Schématiquement, AP+ (ou les autres systèmes d’information portuaire) permet de suivre tous les statuts physiques et douaniers d’un conteneur depuis sa mise à quai à l’import jusqu’à sa livraison finale, dédouanement fait. À l’export, depuis son départ de l’usine, douane faite, jusqu’à sa mise à bord. C’est donc en grande partie un outil servant aux douanes, à savoir précisément qui est responsable du conteneur quand il est sous douane. Au lieu de s’échanger des documents, les différents intervenants échangent des informations dans un système sécurisé et agréé par les douanes.
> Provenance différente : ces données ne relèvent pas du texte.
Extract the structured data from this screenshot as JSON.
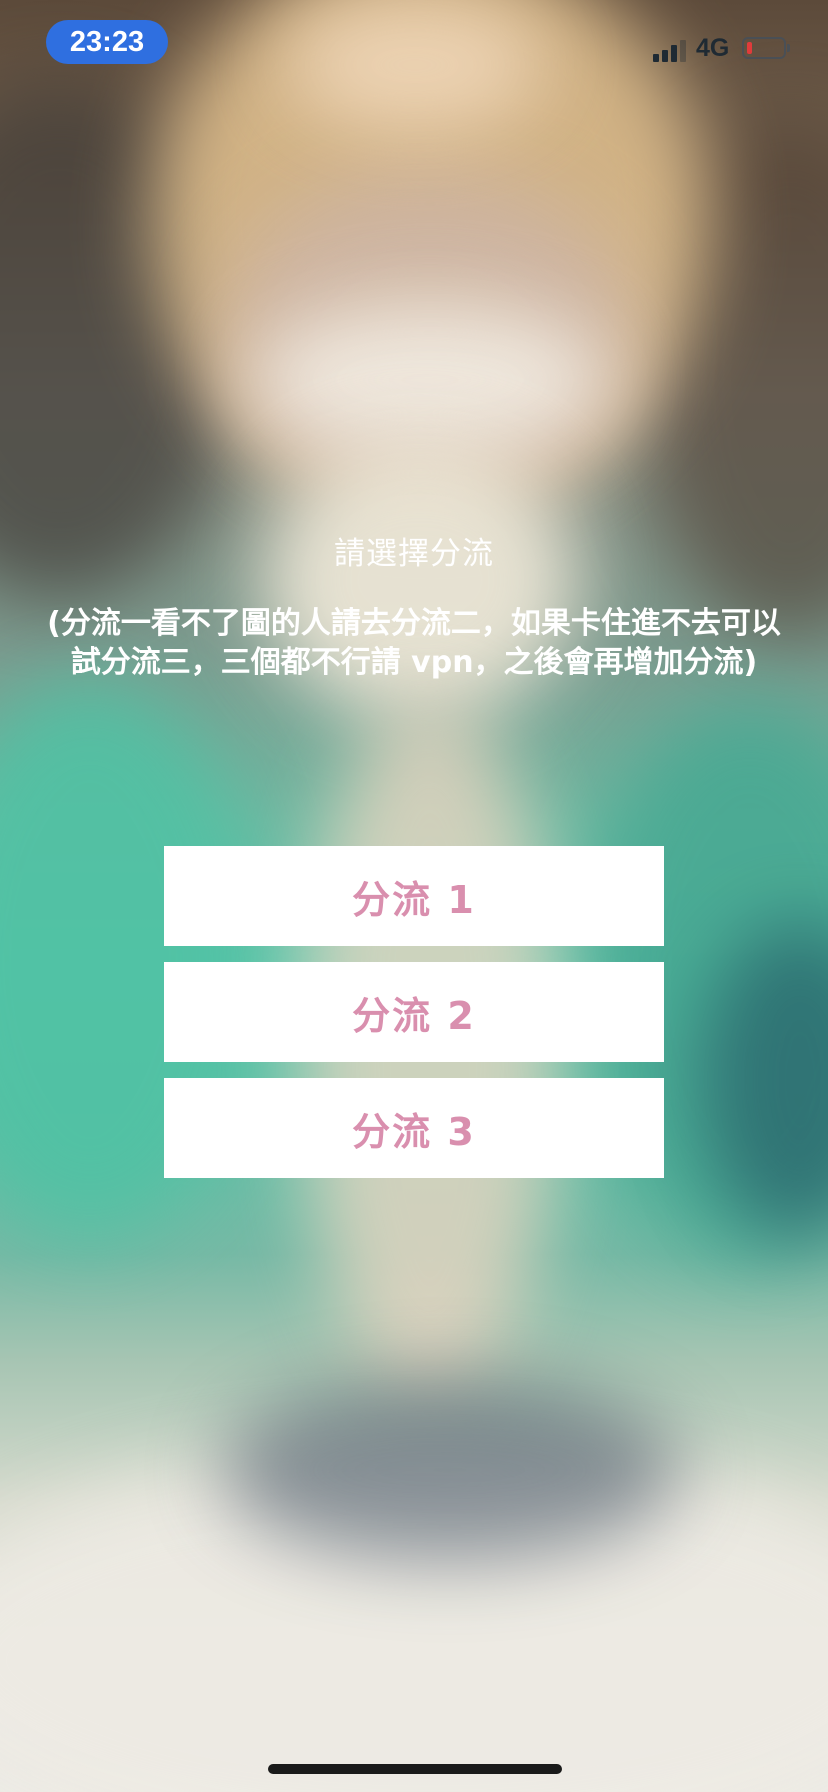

Cela économise du temps et de l’argent.
L’objectif du système a d’ailleurs été rappelé par Jean-Michel Thillier, adjoint à la d.g. des Douanes, à la DGDDI: « Connaître le statut précis du conteneur et faciliter le développement du transport massifié, fleuve ou fer » en utilisant la procédure fluvio-ferroviaire-maritime (PFM). Il a rappelé qu’avec le nouveau code européen des Douanes, à partir de mai 2016, une déclaration en douane pourra être remplacée par une supervision par la douane d’un système d’informations portuaire. « Tous les ministres actuels sont attentifs à l’ouverture d’AP+ et à ses avancées », a souligné Jean-Michel Thillier qui a remercié les communautés portuaires, « car il n’est pas si simple de changer de vision ».
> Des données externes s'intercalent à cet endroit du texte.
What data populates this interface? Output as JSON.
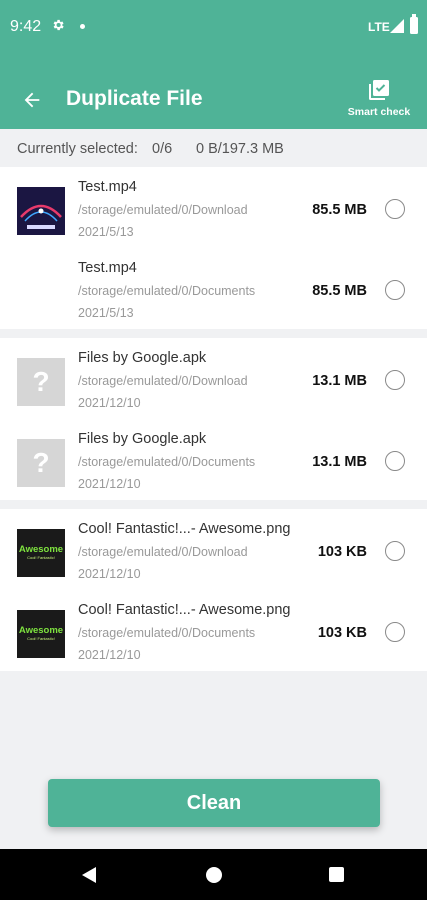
{
  "status_bar": {
    "time": "9:42",
    "network": "LTE",
    "icons": [
      "gear-icon",
      "notification-dot",
      "signal-icon",
      "battery-icon"
    ]
  },
  "header": {
    "back_icon": "arrow-left-icon",
    "title": "Duplicate File",
    "smart_check_label": "Smart check",
    "smart_check_icon": "smart-check-icon"
  },
  "selection": {
    "label": "Currently selected:",
    "count": "0/6",
    "size": "0 B/197.3 MB"
  },
  "groups": [
    {
      "files": [
        {
          "name": "Test.mp4",
          "path": "/storage/emulated/0/Download",
          "date": "2021/5/13",
          "size": "85.5 MB",
          "thumb": "video-thumbnail"
        },
        {
          "name": "Test.mp4",
          "path": "/storage/emulated/0/Documents",
          "date": "2021/5/13",
          "size": "85.5 MB",
          "thumb": "none"
        }
      ]
    },
    {
      "files": [
        {
          "name": "Files by Google.apk",
          "path": "/storage/emulated/0/Download",
          "date": "2021/12/10",
          "size": "13.1 MB",
          "thumb": "unknown-file-icon"
        },
        {
          "name": "Files by Google.apk",
          "path": "/storage/emulated/0/Documents",
          "date": "2021/12/10",
          "size": "13.1 MB",
          "thumb": "unknown-file-icon"
        }
      ]
    },
    {
      "files": [
        {
          "name": "Cool! Fantastic!...- Awesome.png",
          "path": "/storage/emulated/0/Download",
          "date": "2021/12/10",
          "size": "103 KB",
          "thumb": "awesome-image-thumbnail"
        },
        {
          "name": "Cool! Fantastic!...- Awesome.png",
          "path": "/storage/emulated/0/Documents",
          "date": "2021/12/10",
          "size": "103 KB",
          "thumb": "awesome-image-thumbnail"
        }
      ]
    }
  ],
  "thumb_text": {
    "unknown": "?",
    "awesome_main": "Awesome",
    "awesome_sub": "Cool! Fantastic!"
  },
  "clean_button": "Clean",
  "nav_bar": {
    "icons": [
      "back-triangle-icon",
      "home-circle-icon",
      "recents-square-icon"
    ]
  },
  "colors": {
    "accent": "#4fb397",
    "background": "#f0f1f3",
    "navbar": "#000000"
  }
}
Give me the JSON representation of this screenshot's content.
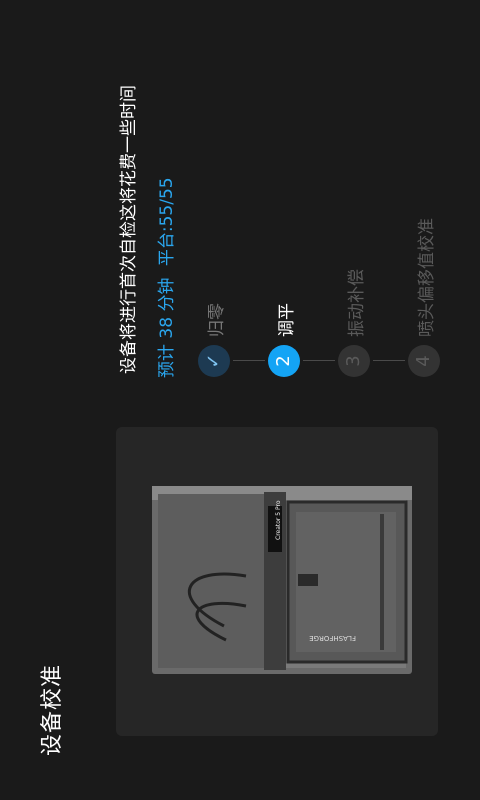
{
  "page_title": "设备校准",
  "message": "设备将进行首次自检这将花费一些时间",
  "estimate": {
    "time_label": "预计 38 分钟",
    "platform_label": "平台:55/55"
  },
  "steps": [
    {
      "number": "1",
      "label": "归零",
      "state": "done",
      "icon": "check-icon"
    },
    {
      "number": "2",
      "label": "调平",
      "state": "active"
    },
    {
      "number": "3",
      "label": "振动补偿",
      "state": "todo"
    },
    {
      "number": "4",
      "label": "喷头偏移值校准",
      "state": "todo"
    }
  ],
  "printer_image": {
    "brand": "FLASHFORGE",
    "model": "Creator 5 Pro"
  },
  "colors": {
    "background": "#1a1a1a",
    "accent": "#14a4f5",
    "estimate_text": "#2aa6ee"
  }
}
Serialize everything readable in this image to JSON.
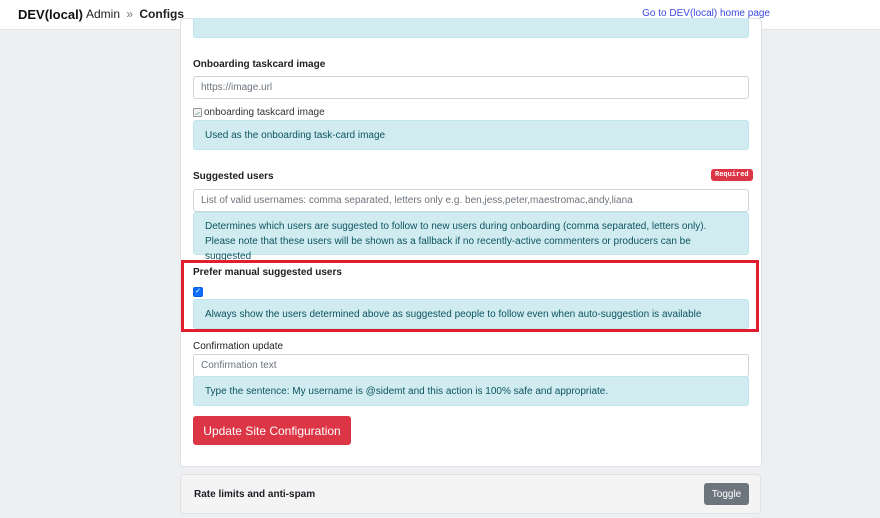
{
  "header": {
    "brand": "DEV(local)",
    "breadcrumb_admin": "Admin",
    "breadcrumb_sep": "»",
    "breadcrumb_current": "Configs",
    "home_link": "Go to DEV(local) home page"
  },
  "onboarding_image": {
    "label": "Onboarding taskcard image",
    "placeholder": "https://image.url",
    "broken_image_alt": "onboarding taskcard image",
    "help": "Used as the onboarding task-card image"
  },
  "suggested_users": {
    "label": "Suggested users",
    "badge": "Required",
    "placeholder": "List of valid usernames: comma separated, letters only e.g. ben,jess,peter,maestromac,andy,liana",
    "help": "Determines which users are suggested to follow to new users during onboarding (comma separated, letters only). Please note that these users will be shown as a fallback if no recently-active commenters or producers can be suggested"
  },
  "prefer_manual": {
    "label": "Prefer manual suggested users",
    "checked": true,
    "help": "Always show the users determined above as suggested people to follow even when auto-suggestion is available"
  },
  "confirmation": {
    "label": "Confirmation update",
    "placeholder": "Confirmation text",
    "help": "Type the sentence: My username is @sidemt and this action is 100% safe and appropriate."
  },
  "submit_label": "Update Site Configuration",
  "next_section": {
    "title": "Rate limits and anti-spam",
    "toggle_label": "Toggle"
  },
  "colors": {
    "accent_red": "#dc3545",
    "info_bg": "#d1ecf1",
    "link_blue": "#3b49df",
    "highlight_red": "#e11d2e"
  }
}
45 jours pour mettre à la consommation
Pour rendre la mariée encore plus attrayante, en cas d’utilisation à l’import d’AP+ avec PFM et mise à la consommation à un point intérieur, l’importateur dispose d’un délai de 45 jours pour faire sa douane. Il peut donc stocker ces conteneurs à moindre coût dans une plate-forme intérieure (port fluvial ou terminal ferroviaire). À bien écouter certains importateurs, la gestion fine de leurs trafics conteneurisés venant d’Extrême-Orient en fonction des capacités de traitement de leurs entrepôts reste un objectif lointain. Il leur faut donc du stockage tampon au plus près de leurs entrepôts.
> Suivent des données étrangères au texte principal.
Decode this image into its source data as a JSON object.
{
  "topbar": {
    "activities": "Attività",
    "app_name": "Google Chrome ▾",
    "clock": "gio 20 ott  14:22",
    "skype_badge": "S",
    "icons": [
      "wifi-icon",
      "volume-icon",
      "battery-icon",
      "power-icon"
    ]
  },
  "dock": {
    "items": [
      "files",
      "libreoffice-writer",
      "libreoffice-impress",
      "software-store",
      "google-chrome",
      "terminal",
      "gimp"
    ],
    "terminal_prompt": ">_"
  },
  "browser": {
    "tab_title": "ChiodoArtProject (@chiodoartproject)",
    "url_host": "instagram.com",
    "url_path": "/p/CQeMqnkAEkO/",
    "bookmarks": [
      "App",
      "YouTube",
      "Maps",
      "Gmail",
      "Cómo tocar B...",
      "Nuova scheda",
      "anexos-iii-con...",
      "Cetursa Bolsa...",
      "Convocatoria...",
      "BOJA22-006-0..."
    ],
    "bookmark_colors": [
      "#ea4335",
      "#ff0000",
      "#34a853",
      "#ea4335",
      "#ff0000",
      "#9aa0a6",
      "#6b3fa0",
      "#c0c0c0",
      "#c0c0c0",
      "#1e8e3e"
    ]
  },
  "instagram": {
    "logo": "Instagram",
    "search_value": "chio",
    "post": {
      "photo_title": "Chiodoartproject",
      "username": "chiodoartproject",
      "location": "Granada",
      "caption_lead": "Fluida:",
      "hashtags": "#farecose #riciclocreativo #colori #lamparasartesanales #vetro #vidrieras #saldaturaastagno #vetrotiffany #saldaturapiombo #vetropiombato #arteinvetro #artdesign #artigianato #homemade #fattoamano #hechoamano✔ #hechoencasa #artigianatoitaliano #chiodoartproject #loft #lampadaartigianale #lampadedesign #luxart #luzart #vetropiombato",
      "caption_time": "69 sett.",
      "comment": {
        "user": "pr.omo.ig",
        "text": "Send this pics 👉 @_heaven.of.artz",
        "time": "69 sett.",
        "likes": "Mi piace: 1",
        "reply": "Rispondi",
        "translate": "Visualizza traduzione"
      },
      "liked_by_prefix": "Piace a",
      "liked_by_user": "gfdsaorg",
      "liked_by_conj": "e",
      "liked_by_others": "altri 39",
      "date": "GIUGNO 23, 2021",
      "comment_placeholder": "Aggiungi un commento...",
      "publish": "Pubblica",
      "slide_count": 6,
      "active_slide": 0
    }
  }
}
Concrètement, le menu chargeur doit permettre d’économiser les coûts d’établissement ou d’apurement du document de transit, d’éviter la constitution d’une caution et de faciliter le suivi de la boîte sur le territoire français (uniquement).
Après les témoignages favorables et souvent chiffrés d’Ikea, Monoprix, ou LTR Industries, tous importateurs, Roquette a cassé l’ambiance. Le 35e exportateur français, spécialisé dans les produits de l’amidon, fait passer par Anvers environ 12 000 EVP par an, soit la moitié de son trafic, 6 000 EVP par Dunkerque, et 3 000 EVP par Le Havre. En France, les apurements sont facturés entre 25 € et 67 €, constate Roquette. En Belgique et à Rotterdam, ils sont offerts. L’exportateur nordiste travaille en direct avec cinq compagnies qui font 80 % du volume. Il y a donc encore des marges de progression même si la fiabilité portuaire n’est pas toujours assurée à Anvers.
Tous les exportateurs ou importateurs français n’étant pas installés dans le Nord-Pas-de-Calais, il y a certainement des clients potentiels pour le menu chargeur d’AP+. D’autant qu’à l’export, il devrait permettre au chargeur d’indiquer directement, dès l’empotage terminé, le poids brut réel marchandise, voire même la tare du conteneur. Cela devrait favoriser la justesse de la déclaration de poids et dégager ainsi la responsabilité civile du chargeur.
Le menu chargeur devrait être totalement opérationnel au Havre et à Marseille à l’été prochain. Il reviendra aux autres communautés portuaires d’accepter l’ouverture de leur système. Il va sans dire, mais encore mieux en l’écrivant, que l’accès du menu chargeur est payant mais modeste. Un calcul simple de rentabilité est à faire.